他忽然松开手,失重瞬间袭来,身躯重重地摔在地上,伊卡洛斯狼狈地蜷缩起来,狠狠地仰视拉美西斯的假面。
“嗯……对,就是这种眼神……”
拉美西斯接过侍从从地上拾起的长剑,利落地将之刺入伊卡洛斯的胸膛。
魔鬼。
伊卡洛斯的脑中无数次浮现出这个词汇,他盯着拉美西斯邪笑的面颊,抬起手握住从自己的胸膛向外生长的剑刃,这具身体的力气远不及拉美西斯,但伊卡洛斯打心底不肯认输。
不就是魔鬼。
他忍受着难抑的痛楚与温热的流逝,两手抓着剑刃,顺着那长剑的力道施力,让剑锋更深地埋入自己的身体:“……”
没等那些血液从他的嘴里溢出来,伊卡洛斯转头将它们吐了出去:“...如果我没猜错,我应该是不死之躯吧。”
伊卡洛斯学着拉美西斯脸上的表情,露出了一个四分像的笑意,他以两手死死地抓着剑刃,慢悠悠地在自己体内翻搅:“…从睁眼那一刻我就在想这件事了,一直想到现在,答案已经浮现在眼前了。”

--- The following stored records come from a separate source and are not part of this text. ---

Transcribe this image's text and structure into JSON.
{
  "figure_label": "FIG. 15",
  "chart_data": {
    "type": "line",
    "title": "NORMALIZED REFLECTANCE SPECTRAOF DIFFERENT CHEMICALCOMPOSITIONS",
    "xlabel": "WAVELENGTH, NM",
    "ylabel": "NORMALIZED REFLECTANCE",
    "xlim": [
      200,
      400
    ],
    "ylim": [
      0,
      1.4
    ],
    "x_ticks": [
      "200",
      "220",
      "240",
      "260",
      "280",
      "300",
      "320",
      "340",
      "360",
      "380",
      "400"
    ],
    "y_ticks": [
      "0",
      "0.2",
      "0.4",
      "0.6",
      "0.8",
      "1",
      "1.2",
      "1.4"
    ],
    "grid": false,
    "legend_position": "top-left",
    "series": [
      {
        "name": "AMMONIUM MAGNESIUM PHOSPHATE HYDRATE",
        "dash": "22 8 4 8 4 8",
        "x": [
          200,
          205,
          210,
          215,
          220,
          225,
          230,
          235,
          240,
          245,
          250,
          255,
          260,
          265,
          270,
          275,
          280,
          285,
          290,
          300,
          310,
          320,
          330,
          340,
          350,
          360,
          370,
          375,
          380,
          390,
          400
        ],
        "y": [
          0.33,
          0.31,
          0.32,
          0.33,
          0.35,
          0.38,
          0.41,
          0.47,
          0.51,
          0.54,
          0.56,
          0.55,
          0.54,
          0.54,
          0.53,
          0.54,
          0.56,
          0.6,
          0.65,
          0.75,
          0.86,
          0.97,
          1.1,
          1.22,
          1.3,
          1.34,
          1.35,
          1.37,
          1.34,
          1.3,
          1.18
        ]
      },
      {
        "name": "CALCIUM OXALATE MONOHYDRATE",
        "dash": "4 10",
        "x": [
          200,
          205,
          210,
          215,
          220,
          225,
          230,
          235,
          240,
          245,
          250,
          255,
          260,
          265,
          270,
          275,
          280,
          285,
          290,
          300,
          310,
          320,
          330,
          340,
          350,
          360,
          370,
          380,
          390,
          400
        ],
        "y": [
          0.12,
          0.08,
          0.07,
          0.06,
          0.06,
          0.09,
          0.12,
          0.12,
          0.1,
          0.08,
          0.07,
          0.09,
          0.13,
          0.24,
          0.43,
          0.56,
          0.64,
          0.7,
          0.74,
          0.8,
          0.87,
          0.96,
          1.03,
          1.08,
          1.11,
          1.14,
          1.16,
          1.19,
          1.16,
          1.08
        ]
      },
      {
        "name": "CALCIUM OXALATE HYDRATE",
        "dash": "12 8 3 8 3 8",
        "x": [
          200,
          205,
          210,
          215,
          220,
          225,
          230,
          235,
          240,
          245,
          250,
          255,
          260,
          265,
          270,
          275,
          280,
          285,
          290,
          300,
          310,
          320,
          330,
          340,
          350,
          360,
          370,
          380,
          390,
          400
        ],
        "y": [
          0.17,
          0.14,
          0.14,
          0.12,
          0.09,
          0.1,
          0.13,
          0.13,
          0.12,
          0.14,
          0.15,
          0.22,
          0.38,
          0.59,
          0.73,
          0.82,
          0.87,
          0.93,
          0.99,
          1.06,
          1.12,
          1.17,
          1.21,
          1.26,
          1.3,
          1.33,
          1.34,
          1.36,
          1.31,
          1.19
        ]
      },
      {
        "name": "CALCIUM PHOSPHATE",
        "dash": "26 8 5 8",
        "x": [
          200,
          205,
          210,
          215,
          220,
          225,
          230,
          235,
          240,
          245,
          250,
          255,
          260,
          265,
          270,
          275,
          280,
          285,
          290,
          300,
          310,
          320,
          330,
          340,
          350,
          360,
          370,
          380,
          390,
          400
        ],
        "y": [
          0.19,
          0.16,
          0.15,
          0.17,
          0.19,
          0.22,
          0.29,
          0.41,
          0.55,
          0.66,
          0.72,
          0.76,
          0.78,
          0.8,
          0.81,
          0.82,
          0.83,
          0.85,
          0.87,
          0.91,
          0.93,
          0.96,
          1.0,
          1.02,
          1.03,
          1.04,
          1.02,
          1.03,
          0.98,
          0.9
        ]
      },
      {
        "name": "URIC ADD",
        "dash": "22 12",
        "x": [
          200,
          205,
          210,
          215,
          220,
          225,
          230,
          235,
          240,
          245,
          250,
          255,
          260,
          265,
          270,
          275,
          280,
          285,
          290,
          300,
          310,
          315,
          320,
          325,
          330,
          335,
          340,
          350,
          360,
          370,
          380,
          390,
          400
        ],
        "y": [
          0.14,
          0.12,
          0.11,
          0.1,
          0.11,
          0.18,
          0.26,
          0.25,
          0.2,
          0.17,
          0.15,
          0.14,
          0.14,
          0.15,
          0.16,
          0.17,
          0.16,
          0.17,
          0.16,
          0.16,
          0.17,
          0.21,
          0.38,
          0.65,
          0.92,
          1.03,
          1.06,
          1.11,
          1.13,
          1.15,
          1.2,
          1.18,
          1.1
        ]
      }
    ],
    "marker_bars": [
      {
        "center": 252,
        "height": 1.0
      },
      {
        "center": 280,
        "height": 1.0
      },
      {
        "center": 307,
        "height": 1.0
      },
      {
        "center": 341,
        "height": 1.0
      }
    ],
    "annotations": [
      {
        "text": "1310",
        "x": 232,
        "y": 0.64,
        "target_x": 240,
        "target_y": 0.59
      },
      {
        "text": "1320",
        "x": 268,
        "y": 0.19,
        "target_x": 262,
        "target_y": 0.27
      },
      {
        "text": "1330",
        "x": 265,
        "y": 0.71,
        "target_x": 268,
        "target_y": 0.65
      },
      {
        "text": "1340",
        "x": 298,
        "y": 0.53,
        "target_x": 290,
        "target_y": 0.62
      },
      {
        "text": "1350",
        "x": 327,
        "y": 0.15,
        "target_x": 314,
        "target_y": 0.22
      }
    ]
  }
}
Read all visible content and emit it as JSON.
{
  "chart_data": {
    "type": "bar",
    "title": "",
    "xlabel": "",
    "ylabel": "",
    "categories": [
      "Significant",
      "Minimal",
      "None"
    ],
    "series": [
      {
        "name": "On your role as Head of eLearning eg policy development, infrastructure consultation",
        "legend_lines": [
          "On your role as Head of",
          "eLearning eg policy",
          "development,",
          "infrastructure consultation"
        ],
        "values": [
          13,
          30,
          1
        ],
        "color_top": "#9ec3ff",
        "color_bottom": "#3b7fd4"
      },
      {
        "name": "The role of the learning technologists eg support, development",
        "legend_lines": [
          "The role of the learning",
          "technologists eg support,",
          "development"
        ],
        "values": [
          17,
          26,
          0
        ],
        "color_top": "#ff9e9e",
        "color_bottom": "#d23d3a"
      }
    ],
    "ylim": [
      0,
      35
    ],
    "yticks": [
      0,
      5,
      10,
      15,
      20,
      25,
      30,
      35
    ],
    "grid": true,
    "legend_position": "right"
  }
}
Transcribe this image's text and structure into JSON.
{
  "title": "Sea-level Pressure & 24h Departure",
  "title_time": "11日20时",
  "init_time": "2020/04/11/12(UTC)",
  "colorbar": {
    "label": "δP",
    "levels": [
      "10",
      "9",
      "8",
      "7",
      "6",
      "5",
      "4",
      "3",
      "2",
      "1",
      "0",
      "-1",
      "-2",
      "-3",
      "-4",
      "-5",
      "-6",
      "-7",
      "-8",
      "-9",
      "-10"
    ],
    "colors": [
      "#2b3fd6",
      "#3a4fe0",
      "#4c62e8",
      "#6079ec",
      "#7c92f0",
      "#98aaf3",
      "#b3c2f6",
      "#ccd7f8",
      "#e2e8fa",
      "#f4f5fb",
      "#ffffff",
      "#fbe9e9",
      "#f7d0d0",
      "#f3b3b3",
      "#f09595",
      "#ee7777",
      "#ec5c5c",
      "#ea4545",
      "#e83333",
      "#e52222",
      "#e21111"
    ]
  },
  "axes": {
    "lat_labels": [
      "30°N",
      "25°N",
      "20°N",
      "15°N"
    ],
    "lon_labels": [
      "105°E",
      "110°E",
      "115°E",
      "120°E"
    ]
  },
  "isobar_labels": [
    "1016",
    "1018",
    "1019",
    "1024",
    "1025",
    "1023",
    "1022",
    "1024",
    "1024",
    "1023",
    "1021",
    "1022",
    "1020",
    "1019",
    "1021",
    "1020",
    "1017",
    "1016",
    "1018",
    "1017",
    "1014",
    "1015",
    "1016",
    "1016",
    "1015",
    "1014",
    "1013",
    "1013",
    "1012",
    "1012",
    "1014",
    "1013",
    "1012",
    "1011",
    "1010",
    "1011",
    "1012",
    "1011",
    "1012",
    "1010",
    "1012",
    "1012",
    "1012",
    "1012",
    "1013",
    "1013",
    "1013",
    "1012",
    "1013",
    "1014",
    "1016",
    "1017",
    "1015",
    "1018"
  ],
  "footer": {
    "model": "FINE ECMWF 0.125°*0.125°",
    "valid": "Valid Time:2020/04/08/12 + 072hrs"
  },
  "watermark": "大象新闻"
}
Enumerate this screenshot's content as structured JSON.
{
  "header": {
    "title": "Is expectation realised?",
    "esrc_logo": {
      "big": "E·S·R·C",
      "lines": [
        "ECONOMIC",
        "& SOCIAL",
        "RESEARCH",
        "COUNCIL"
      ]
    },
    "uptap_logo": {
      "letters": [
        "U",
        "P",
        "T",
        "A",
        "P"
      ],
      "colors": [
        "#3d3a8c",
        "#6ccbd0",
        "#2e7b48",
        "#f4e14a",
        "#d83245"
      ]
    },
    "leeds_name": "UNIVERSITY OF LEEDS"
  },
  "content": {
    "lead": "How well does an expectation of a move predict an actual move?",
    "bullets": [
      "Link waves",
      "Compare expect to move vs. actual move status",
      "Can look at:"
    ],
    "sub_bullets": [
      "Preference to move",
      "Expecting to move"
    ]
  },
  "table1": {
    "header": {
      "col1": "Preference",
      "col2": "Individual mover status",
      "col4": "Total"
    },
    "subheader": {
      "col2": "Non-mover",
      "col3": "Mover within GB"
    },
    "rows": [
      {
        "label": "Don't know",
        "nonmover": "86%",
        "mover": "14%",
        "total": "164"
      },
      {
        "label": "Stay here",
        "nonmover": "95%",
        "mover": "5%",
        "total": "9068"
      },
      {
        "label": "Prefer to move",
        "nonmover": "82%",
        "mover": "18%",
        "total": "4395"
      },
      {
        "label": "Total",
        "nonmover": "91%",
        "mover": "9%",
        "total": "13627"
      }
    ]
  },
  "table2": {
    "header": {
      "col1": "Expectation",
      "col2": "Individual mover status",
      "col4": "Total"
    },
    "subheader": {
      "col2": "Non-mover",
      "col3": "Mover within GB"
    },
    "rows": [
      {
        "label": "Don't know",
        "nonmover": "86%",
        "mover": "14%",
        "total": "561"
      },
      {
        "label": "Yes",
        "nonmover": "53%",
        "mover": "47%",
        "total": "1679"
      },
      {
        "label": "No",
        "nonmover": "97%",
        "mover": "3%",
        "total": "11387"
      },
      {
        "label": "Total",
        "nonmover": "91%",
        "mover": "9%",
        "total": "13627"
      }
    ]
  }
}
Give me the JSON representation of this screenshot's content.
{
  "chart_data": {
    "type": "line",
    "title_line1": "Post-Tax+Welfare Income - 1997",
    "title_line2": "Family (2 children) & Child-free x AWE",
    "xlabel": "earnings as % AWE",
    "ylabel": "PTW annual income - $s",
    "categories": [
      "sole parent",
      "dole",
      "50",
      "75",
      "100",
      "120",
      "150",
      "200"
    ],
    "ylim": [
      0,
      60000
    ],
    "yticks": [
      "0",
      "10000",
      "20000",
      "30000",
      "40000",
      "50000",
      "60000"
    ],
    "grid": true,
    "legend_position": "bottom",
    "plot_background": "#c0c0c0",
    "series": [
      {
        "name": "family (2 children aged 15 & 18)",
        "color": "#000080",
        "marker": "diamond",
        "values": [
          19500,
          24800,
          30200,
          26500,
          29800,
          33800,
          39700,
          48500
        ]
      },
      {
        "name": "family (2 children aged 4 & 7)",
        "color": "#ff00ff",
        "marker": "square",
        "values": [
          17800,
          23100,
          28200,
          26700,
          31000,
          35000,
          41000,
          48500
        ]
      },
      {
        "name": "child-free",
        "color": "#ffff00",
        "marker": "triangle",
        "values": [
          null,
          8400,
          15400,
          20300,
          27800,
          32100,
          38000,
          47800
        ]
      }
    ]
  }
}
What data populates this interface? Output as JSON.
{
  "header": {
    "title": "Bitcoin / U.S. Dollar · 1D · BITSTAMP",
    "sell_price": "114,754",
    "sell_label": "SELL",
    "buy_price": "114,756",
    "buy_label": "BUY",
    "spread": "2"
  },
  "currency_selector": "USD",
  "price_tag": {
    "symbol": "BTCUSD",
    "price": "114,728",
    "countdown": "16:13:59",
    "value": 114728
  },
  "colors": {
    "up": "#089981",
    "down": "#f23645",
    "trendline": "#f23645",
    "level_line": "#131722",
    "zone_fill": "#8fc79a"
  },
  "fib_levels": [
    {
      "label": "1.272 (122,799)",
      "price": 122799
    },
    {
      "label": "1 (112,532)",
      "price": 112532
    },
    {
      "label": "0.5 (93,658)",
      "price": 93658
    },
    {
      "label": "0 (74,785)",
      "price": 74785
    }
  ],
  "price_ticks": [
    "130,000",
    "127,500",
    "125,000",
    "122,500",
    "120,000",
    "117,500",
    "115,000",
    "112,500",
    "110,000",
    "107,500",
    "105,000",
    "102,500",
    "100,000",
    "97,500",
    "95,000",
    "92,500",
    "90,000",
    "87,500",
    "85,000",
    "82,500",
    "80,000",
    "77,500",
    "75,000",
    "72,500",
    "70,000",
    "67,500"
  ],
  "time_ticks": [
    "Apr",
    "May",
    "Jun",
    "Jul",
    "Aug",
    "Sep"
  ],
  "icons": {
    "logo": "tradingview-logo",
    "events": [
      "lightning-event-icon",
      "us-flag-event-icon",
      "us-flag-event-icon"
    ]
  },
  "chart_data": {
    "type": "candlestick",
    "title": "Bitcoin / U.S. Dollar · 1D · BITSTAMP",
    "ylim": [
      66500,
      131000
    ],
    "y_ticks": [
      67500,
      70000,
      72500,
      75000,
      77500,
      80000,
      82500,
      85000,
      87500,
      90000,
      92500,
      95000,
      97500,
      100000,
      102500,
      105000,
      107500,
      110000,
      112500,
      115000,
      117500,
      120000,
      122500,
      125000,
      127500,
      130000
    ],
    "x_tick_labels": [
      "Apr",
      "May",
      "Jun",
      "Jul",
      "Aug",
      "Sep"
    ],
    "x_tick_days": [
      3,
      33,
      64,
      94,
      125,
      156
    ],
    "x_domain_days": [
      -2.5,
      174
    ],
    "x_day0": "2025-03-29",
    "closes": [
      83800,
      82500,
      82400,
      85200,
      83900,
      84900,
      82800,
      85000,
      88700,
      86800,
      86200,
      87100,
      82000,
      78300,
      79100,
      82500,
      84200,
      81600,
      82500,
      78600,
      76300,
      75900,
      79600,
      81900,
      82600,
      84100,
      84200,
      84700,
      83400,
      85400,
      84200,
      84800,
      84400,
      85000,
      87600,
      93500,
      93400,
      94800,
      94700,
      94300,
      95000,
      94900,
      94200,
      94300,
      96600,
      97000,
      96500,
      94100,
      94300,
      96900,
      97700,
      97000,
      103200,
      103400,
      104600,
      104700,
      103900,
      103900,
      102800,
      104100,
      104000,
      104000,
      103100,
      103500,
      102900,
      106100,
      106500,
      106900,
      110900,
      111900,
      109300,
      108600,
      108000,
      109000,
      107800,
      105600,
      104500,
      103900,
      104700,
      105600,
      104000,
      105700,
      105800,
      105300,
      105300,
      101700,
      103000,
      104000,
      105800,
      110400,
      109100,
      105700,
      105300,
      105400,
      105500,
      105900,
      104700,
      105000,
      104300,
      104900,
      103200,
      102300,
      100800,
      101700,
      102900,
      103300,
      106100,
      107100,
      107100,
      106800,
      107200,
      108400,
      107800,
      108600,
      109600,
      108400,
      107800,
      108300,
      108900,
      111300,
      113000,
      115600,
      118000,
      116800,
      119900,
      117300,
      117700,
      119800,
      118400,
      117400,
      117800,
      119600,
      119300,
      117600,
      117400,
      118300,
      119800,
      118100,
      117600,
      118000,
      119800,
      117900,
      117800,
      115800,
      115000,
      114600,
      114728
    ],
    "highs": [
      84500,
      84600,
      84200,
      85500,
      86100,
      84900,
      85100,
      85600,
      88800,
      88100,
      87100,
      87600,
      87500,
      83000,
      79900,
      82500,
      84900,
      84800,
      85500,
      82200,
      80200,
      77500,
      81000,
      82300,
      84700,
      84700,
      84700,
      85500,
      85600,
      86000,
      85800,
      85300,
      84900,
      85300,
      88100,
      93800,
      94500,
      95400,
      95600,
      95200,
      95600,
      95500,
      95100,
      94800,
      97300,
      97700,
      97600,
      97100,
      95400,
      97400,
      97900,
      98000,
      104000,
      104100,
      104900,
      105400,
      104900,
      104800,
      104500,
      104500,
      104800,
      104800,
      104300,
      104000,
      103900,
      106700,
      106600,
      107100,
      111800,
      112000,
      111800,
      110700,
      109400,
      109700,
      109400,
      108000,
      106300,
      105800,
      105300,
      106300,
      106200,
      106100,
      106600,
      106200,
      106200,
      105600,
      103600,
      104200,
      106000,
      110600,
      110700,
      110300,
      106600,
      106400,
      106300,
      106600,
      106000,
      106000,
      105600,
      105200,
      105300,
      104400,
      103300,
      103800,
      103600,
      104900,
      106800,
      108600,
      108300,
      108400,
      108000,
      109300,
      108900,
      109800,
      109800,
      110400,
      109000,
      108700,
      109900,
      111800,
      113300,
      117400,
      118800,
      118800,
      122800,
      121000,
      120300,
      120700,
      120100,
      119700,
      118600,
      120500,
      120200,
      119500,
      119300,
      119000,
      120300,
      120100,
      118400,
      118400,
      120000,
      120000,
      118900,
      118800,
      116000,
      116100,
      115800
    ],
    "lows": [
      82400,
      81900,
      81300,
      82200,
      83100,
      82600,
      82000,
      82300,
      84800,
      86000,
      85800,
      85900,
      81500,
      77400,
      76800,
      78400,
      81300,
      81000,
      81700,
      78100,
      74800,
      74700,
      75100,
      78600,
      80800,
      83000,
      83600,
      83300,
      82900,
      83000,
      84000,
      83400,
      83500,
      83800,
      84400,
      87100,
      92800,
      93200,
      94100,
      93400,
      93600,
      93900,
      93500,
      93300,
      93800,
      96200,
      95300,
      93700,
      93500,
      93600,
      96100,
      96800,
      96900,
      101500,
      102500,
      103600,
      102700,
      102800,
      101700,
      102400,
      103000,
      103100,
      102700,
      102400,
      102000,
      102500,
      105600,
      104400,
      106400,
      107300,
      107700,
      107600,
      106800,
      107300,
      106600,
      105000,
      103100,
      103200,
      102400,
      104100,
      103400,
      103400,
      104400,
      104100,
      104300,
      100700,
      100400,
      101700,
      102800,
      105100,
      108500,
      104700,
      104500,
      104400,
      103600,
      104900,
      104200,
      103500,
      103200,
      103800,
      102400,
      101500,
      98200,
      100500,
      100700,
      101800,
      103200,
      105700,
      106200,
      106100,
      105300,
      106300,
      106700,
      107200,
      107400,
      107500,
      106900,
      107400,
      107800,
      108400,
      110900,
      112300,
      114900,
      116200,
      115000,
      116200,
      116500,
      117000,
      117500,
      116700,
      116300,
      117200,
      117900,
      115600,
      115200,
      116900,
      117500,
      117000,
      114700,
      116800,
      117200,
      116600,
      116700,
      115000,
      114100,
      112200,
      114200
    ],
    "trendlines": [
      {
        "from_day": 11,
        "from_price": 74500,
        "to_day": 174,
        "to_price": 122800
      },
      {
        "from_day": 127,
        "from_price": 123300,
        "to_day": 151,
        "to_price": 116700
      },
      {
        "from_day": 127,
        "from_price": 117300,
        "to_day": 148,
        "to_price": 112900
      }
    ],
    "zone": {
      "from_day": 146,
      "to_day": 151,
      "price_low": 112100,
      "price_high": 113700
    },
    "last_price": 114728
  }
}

“我流了这么多的血,除了疼痛以外,却还是能如常人一般呼吸……”
“你一定对我非常好奇吧?”
拉美西斯的脸上仍然带着几丝蔑视的笑意,他顺着伊卡洛斯的力道转动长剑,默许一般轻轻地点了点头。
“带我回去,然后呢?让我以不死之躯为你效力,随后想办法杀死我?”
疼痛让伊卡洛斯感到浑身发痒,他因此感到异常暴躁,连正常的思考也带着一抹自我强迫的意味。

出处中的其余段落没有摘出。